Now when the professor grades an answer, only a label will be available ("post-utopian", or whatever). This label probably reflects the student's belief directly. That answer will indeed be quickly patterned matched against a label inside the professor's brain, generating a quick "right" or "wrong" response (and the corresponding motion in the hand that wield the red pen). Just as drawn in the picture actually.

However, the label in the professor's head is not a floating belief like the student's. It's a cached thought, based on a much more meaningful belief (or so I hope).

Okay, now that I recognize your name, I see you're not exactly a newcomer here. Sorry if I didn't told anything you don't know. But it did seem like you conflated mysterious answers (like "phlogiston") and floating beliefs (actual neural constructs). Hope this helped.

Comment author: evand 02 October 2012 03:18:47PM 3 points [-]

If the teacher does not have a precise codification of what makes a writer "post-utopian", then how should he teach it to students?

I would say the best way is a mix of demonstrating examples ("Alice is not a post-utopian; Carol is a post-utopian"), and offering generalizations that are correlated with whether the author is a post-utopian ("colonial alienation"). This is a fairly slow method of instruction, at least in some cases where the things being studied are complicated, but it can be effective. While the student's belief may not yet be as well-formed as the professor's, I would hesitate to call it meaningless. (More specifically, I would agree denotatively but object connotatively to such a classification.) I would definitely not call the belief useless, since it forms the basis for a later belief that will be meaningful. If a route to meaningful, useful belief B goes through "meaningless" belief A, then I would say that A is useful, and that calling A meaningless produces all the wrong sorts of connotations.

Comment author: loup-vaillant 02 October 2012 03:56:48PM *  1 point [-]

The example assumed bad teaching based on rote learning. Your idea might actually work.

(Edit: oops, you're probably aware of that. Sorry for the noise)

Comment author: Alejandro1 02 October 2012 02:37:59PM 4 points [-]

If that is what Eliezer meant, then it was confusing to use an example for which many people suspect that the concept itself is not meaningful. It just generates distraction, like the "Is Nixon a pacifist?" example in the original Politics is the mind-killer post (and actually,the meaningfulness of post-colonialism as a category might be a political example in the wide sense of the word). He could have used something from physics like "Heat is transmitted by convention", or really any other topic that a student can learn by rot without real understanding.
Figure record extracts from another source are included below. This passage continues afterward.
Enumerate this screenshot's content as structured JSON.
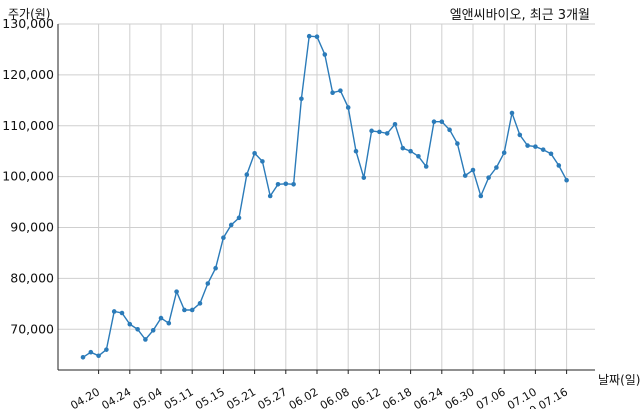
{
  "chart_data": {
    "type": "line",
    "title": "엘앤씨바이오, 최근 3개월",
    "ylabel": "주가(원)",
    "xlabel": "날짜(일)",
    "ylim": [
      62000,
      130000
    ],
    "grid": true,
    "legend": "none",
    "color": "#2b7bb9",
    "ytick_values": [
      70000,
      80000,
      90000,
      100000,
      110000,
      120000,
      130000
    ],
    "ytick_labels": [
      "70,000",
      "80,000",
      "90,000",
      "100,000",
      "110,000",
      "120,000",
      "130,000"
    ],
    "x_ticks": [
      {
        "label": "04.20",
        "index": 2
      },
      {
        "label": "04.24",
        "index": 6
      },
      {
        "label": "05.04",
        "index": 10
      },
      {
        "label": "05.11",
        "index": 14
      },
      {
        "label": "05.15",
        "index": 18
      },
      {
        "label": "05.21",
        "index": 22
      },
      {
        "label": "05.27",
        "index": 26
      },
      {
        "label": "06.02",
        "index": 30
      },
      {
        "label": "06.08",
        "index": 34
      },
      {
        "label": "06.12",
        "index": 38
      },
      {
        "label": "06.18",
        "index": 42
      },
      {
        "label": "06.24",
        "index": 46
      },
      {
        "label": "06.30",
        "index": 50
      },
      {
        "label": "07.06",
        "index": 54
      },
      {
        "label": "07.10",
        "index": 58
      },
      {
        "label": "20.07.16",
        "index": 62
      }
    ],
    "values": [
      64500,
      65500,
      64800,
      66000,
      73500,
      73200,
      71000,
      70000,
      68000,
      69800,
      72200,
      71200,
      77400,
      73800,
      73800,
      75100,
      79000,
      82000,
      88000,
      90500,
      91900,
      100400,
      104600,
      103000,
      96200,
      98500,
      98600,
      98500,
      115300,
      127600,
      127500,
      124000,
      116500,
      116900,
      113600,
      105000,
      99800,
      109000,
      108800,
      108500,
      110300,
      105600,
      105000,
      104000,
      102000,
      110800,
      110800,
      109200,
      106500,
      100200,
      101300,
      96200,
      99800,
      101800,
      104700,
      112500,
      108200,
      106100,
      105900,
      105300,
      104500,
      102200,
      99300
    ]
  }
}
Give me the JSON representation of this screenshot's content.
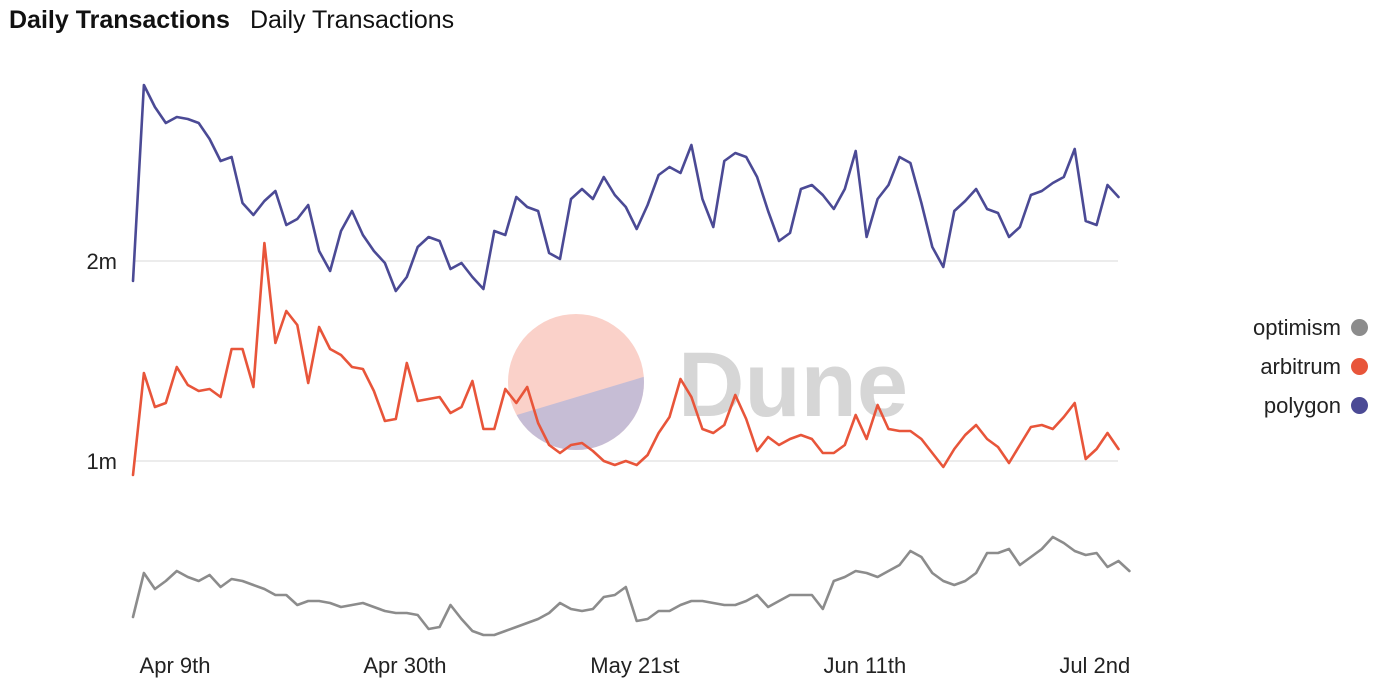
{
  "header": {
    "title": "Daily Transactions",
    "subtitle": "Daily Transactions"
  },
  "watermark": {
    "text": "Dune"
  },
  "colors": {
    "optimism": "#8c8c8c",
    "arbitrum": "#e8553a",
    "polygon": "#4b4a95",
    "grid": "#e6e6e6"
  },
  "chart_data": {
    "type": "line",
    "title": "Daily Transactions",
    "subtitle": "Daily Transactions",
    "x_start": "2022-04-09",
    "x_ticks": [
      {
        "date": "2022-04-09",
        "label": "Apr 9th"
      },
      {
        "date": "2022-04-30",
        "label": "Apr 30th"
      },
      {
        "date": "2022-05-21",
        "label": "May 21st"
      },
      {
        "date": "2022-06-11",
        "label": "Jun 11th"
      },
      {
        "date": "2022-07-02",
        "label": "Jul 2nd"
      }
    ],
    "y_ticks": [
      {
        "value": 1000000,
        "label": "1m"
      },
      {
        "value": 2000000,
        "label": "2m"
      }
    ],
    "ylim": [
      100000,
      2900000
    ],
    "grid": true,
    "legend": "right",
    "series": [
      {
        "name": "optimism",
        "color": "#8c8c8c",
        "values": [
          220000,
          440000,
          360000,
          400000,
          450000,
          420000,
          400000,
          430000,
          370000,
          410000,
          400000,
          380000,
          360000,
          330000,
          330000,
          280000,
          300000,
          300000,
          290000,
          270000,
          280000,
          290000,
          270000,
          250000,
          240000,
          240000,
          230000,
          160000,
          170000,
          280000,
          210000,
          150000,
          130000,
          130000,
          150000,
          170000,
          190000,
          210000,
          240000,
          290000,
          260000,
          250000,
          260000,
          320000,
          330000,
          370000,
          200000,
          210000,
          250000,
          250000,
          280000,
          300000,
          300000,
          290000,
          280000,
          280000,
          300000,
          330000,
          270000,
          300000,
          330000,
          330000,
          330000,
          260000,
          400000,
          420000,
          450000,
          440000,
          420000,
          450000,
          480000,
          550000,
          520000,
          440000,
          400000,
          380000,
          400000,
          440000,
          540000,
          540000,
          560000,
          480000,
          520000,
          560000,
          620000,
          590000,
          550000,
          530000,
          540000,
          470000,
          500000,
          450000
        ]
      },
      {
        "name": "arbitrum",
        "color": "#e8553a",
        "values": [
          930000,
          1440000,
          1270000,
          1290000,
          1470000,
          1380000,
          1350000,
          1360000,
          1320000,
          1560000,
          1560000,
          1370000,
          2090000,
          1590000,
          1750000,
          1680000,
          1390000,
          1670000,
          1560000,
          1530000,
          1470000,
          1460000,
          1350000,
          1200000,
          1210000,
          1490000,
          1300000,
          1310000,
          1320000,
          1240000,
          1270000,
          1400000,
          1160000,
          1160000,
          1360000,
          1290000,
          1370000,
          1190000,
          1080000,
          1040000,
          1080000,
          1090000,
          1050000,
          1000000,
          980000,
          1000000,
          980000,
          1030000,
          1140000,
          1220000,
          1410000,
          1320000,
          1160000,
          1140000,
          1180000,
          1330000,
          1210000,
          1050000,
          1120000,
          1080000,
          1110000,
          1130000,
          1110000,
          1040000,
          1040000,
          1080000,
          1230000,
          1110000,
          1280000,
          1160000,
          1150000,
          1150000,
          1110000,
          1040000,
          970000,
          1060000,
          1130000,
          1180000,
          1110000,
          1070000,
          990000,
          1080000,
          1170000,
          1180000,
          1160000,
          1220000,
          1290000,
          1010000,
          1060000,
          1140000,
          1060000
        ]
      },
      {
        "name": "polygon",
        "color": "#4b4a95",
        "values": [
          1900000,
          2880000,
          2770000,
          2690000,
          2720000,
          2710000,
          2690000,
          2610000,
          2500000,
          2520000,
          2290000,
          2230000,
          2300000,
          2350000,
          2180000,
          2210000,
          2280000,
          2050000,
          1950000,
          2150000,
          2250000,
          2130000,
          2050000,
          1990000,
          1850000,
          1920000,
          2070000,
          2120000,
          2100000,
          1960000,
          1990000,
          1920000,
          1860000,
          2150000,
          2130000,
          2320000,
          2270000,
          2250000,
          2040000,
          2010000,
          2310000,
          2360000,
          2310000,
          2420000,
          2330000,
          2270000,
          2160000,
          2280000,
          2430000,
          2470000,
          2440000,
          2580000,
          2310000,
          2170000,
          2500000,
          2540000,
          2520000,
          2420000,
          2250000,
          2100000,
          2140000,
          2360000,
          2380000,
          2330000,
          2260000,
          2360000,
          2550000,
          2120000,
          2310000,
          2380000,
          2520000,
          2490000,
          2290000,
          2070000,
          1970000,
          2250000,
          2300000,
          2360000,
          2260000,
          2240000,
          2120000,
          2170000,
          2330000,
          2350000,
          2390000,
          2420000,
          2560000,
          2200000,
          2180000,
          2380000,
          2320000
        ]
      }
    ]
  }
}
Comment author: loup-vaillant 02 October 2012 03:21:06PM *  3 points [-]

I don't think Eliezer meant all what I have written (edit: yep, he didn't). I was mainly analysing (and defending) the example to death, under Daenerys' proposed assumption that the belief in the professor's head is not floating. More likely, he picked something familiar that would make us think something like "yeah, if those are just labels, that's no use".¹

By the way is there any good example? Something that (i) clearly is meaningful, and (ii) let us empathise with those who nevertheless extract a floating belief out of it? I'm not sure. I for one don't empathise with the students who merely learn by rot, for I myself don't like loosely connected belief networks: I always wanted to understand.

Also, Eliezer wasn't very explicit about the distinction between a statement, embodied in text, images, or whatever our senses can process, and belief, embodied in a heap of neurons. But this post is introductory. It is probably not very useful to make the distinction so soon. More important is to realize that ideas are not floating in the void, but are embodied in a medium: paper, computers… and of course brains.

[1] We're not familiar to "post-utopianism" and "colonial alienation" specifically, but we do know the feeling generated by such literary mumbo jumbo.

Comment author: Rixie 05 April 2013 01:10:54PM 1 point [-]

Thank you! Your post helped me finally to understand what it was that I found so dissatisfying with the way I'm being taught chemistry. I'm not sure right now what I can do to remedy this, but thank you for helping me come to the realization.